First-Order Adversaries and PGD

Based on the above findings, the paper defines Projected Gradient Descent (PGD) as the strongest and most universal adversary using only first-order information (Universal First-order Adversary). The PGD attack is formulated as:

\[x^{t+1} = \Pi_{x+\mathcal{S}} \left( x^t + \alpha \text{ sgn}(\nabla_x L(\theta, x, y)) \right)\]

If a model is trained to defend against this PGD attack, it acquires universal defense against all other attack methods that similarly exploit first-order information (e.g., FGSM, etc.).

Importance of Network Capacity

Simply solving the saddle point problem using PGD is not sufficient; the structural capacity of the classifier model plays a decisive role in defense performance.

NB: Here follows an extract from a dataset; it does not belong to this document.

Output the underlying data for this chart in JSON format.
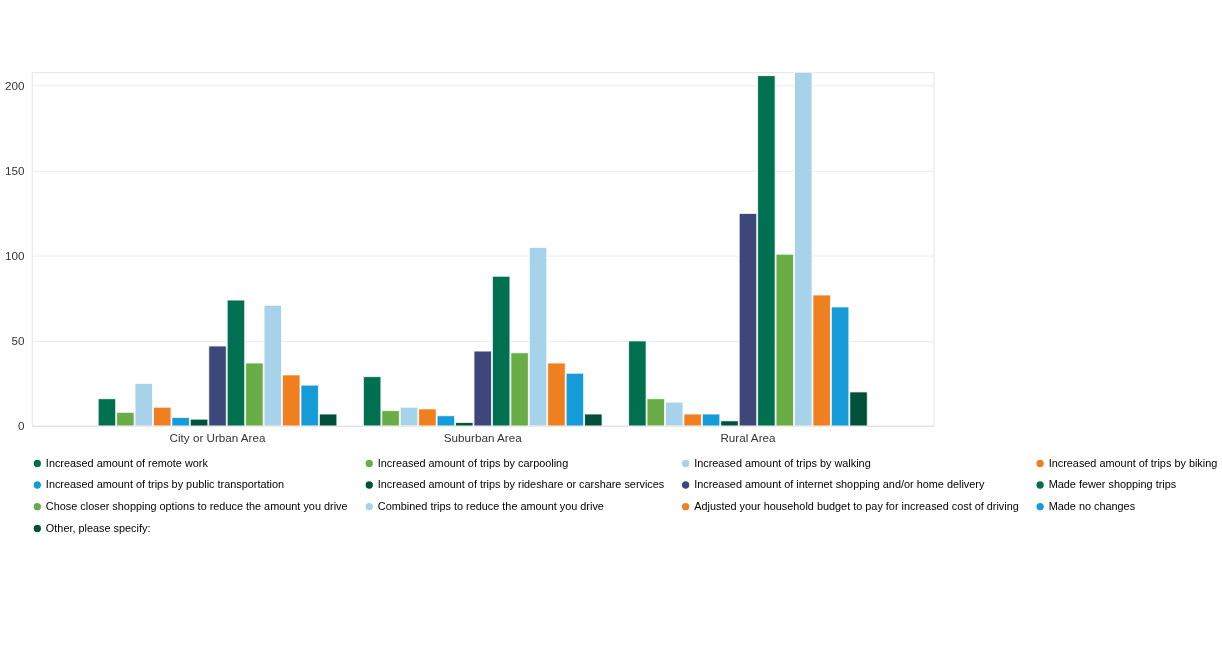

Comparison of standard and adversarial decision boundaries

Demand for complex decision boundaries: To defend against all crafted adversarial examples within $\mathcal{S}$ (e.g., $l_\infty$-ball), a much more complex and refined decision boundary is required so that the perturbation-allowed regions around each data point do not overlap. Therefore, a much larger parameter capacity is needed to withstand adversarial attacks.
Limitations of weak models: When networks with insufficient capacity are trained against strong PGD attacks, they fail to learn meaningful features and instead predict a single fixed class unconditionally.
Label leaking in FGSM training: When training with only the single-step FGSM under large $\epsilon$ settings, the model overfits to the very limited form of adversarial examples produced by FGSM.

Transferability

The phenomenon of transferability—where adversarial examples crafted to target a specific source model also cause misclassification on entirely different, independent target models—was also analyzed in depth.

Training against strong adversaries: Performing adversarial training against the strong PGD attack, rather than the simple FGSM, significantly reduces the success rate of transfer attacks.
Increasing network capacity: As the model’s capacity increases, the gradient correlation between the source and target models decreases markedly, making it effective for defending against transfer attacks.

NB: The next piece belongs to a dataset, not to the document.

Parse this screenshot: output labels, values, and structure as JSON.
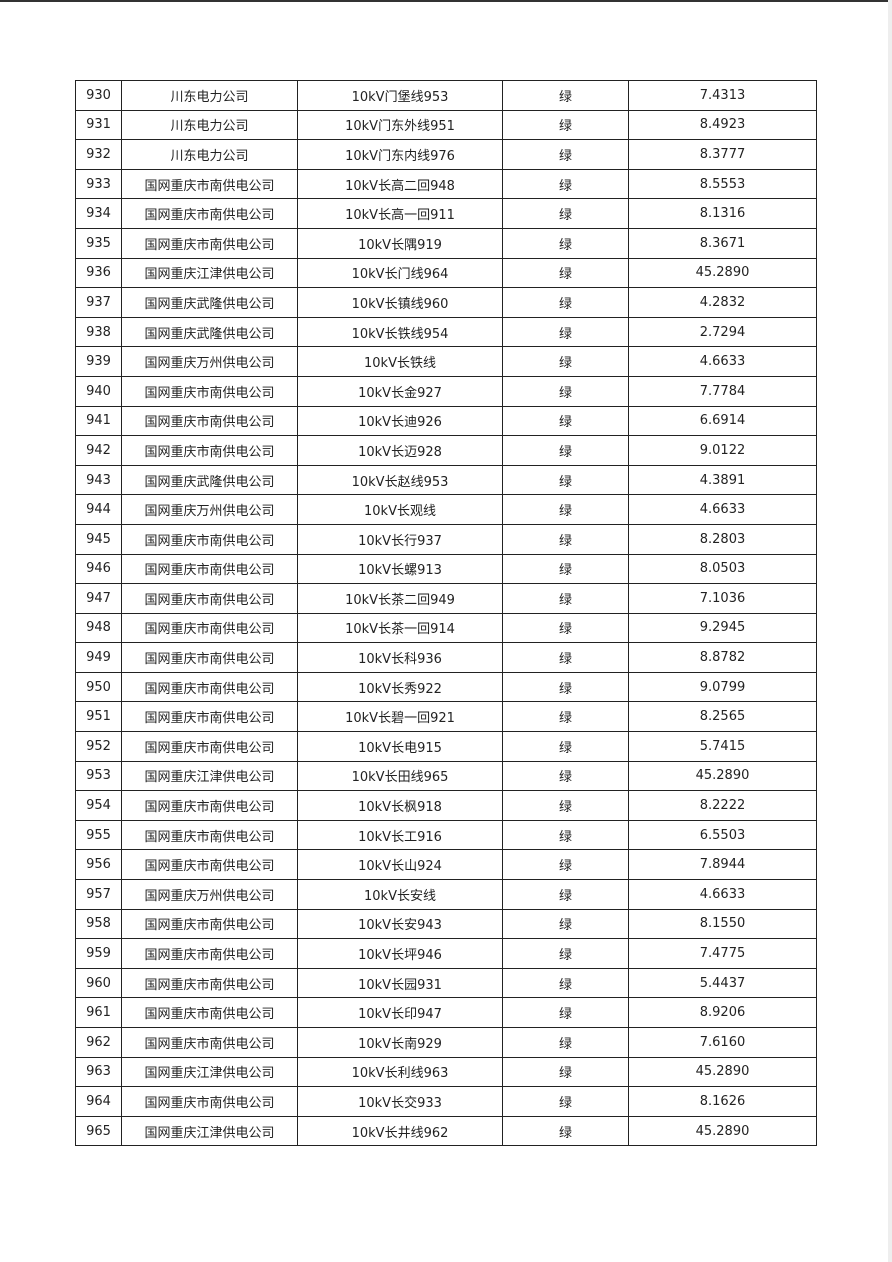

Internal Analysis of Robust Models (MNIST Inspection)

In Appendix C, the paper analyzes how adversarially trained models internally acquire their defensive capabilities.

Comparison of convolutional layer filters between standard models (a,b) and adversarially trained models (c,d and e,f)

Learning of thresholding filters: Examining the weights of the first convolutional layer (left column in the figure), the adversarially trained model retains only 3 filters with very sparse weights. This indicates that the model has learned to act as thresholding filters that do not respond to certain pixel-level changes.
Conservative biases: Analyzing the biases of the final Softmax layer reveals that the model has non-uniformly adjusted its bias values to become hesitant (conservative) about predicting certain classes that are particularly vulnerable to adversarial perturbations.

Experiments and Limitations

The authors evaluated performance under strong threat models after performing PGD adversarial training.

Successful defense: On the MNIST dataset trained with perturbation budget $\epsilon=0.3$, the model achieved over 89.3% robustness even against the strongest white-box attacks. The CIFAR-10 model trained with $\epsilon=8$ also achieved an unprecedented defense rate of over 64% against black-box transfer attacks. These results held even against the optimization-based Carlini-Wagner (CW) attack.

Gradient Masking and Limitations

However, the paper also clearly acknowledges the limitations of this methodology. When a model trained under the $l_\infty$ norm constraint faced $l_2$ norm-based attacks, it initially appeared robust, but this was because the thresholding filters induced gradient masking, interfering with gradient-based computations. When decision-based attacks that do not use the model’s gradients were applied, the defense against $l_2$ attacks was revealed to be considerably weak.

In conclusion, this paper demonstrated that the seemingly infinite search space of adversarial attacks is actually controllable from a first-order optimization perspective, and proved that the combination of a strong PGD adversary with sufficient network capacity is the key to achieving fundamental adversarial robustness in deep learning models.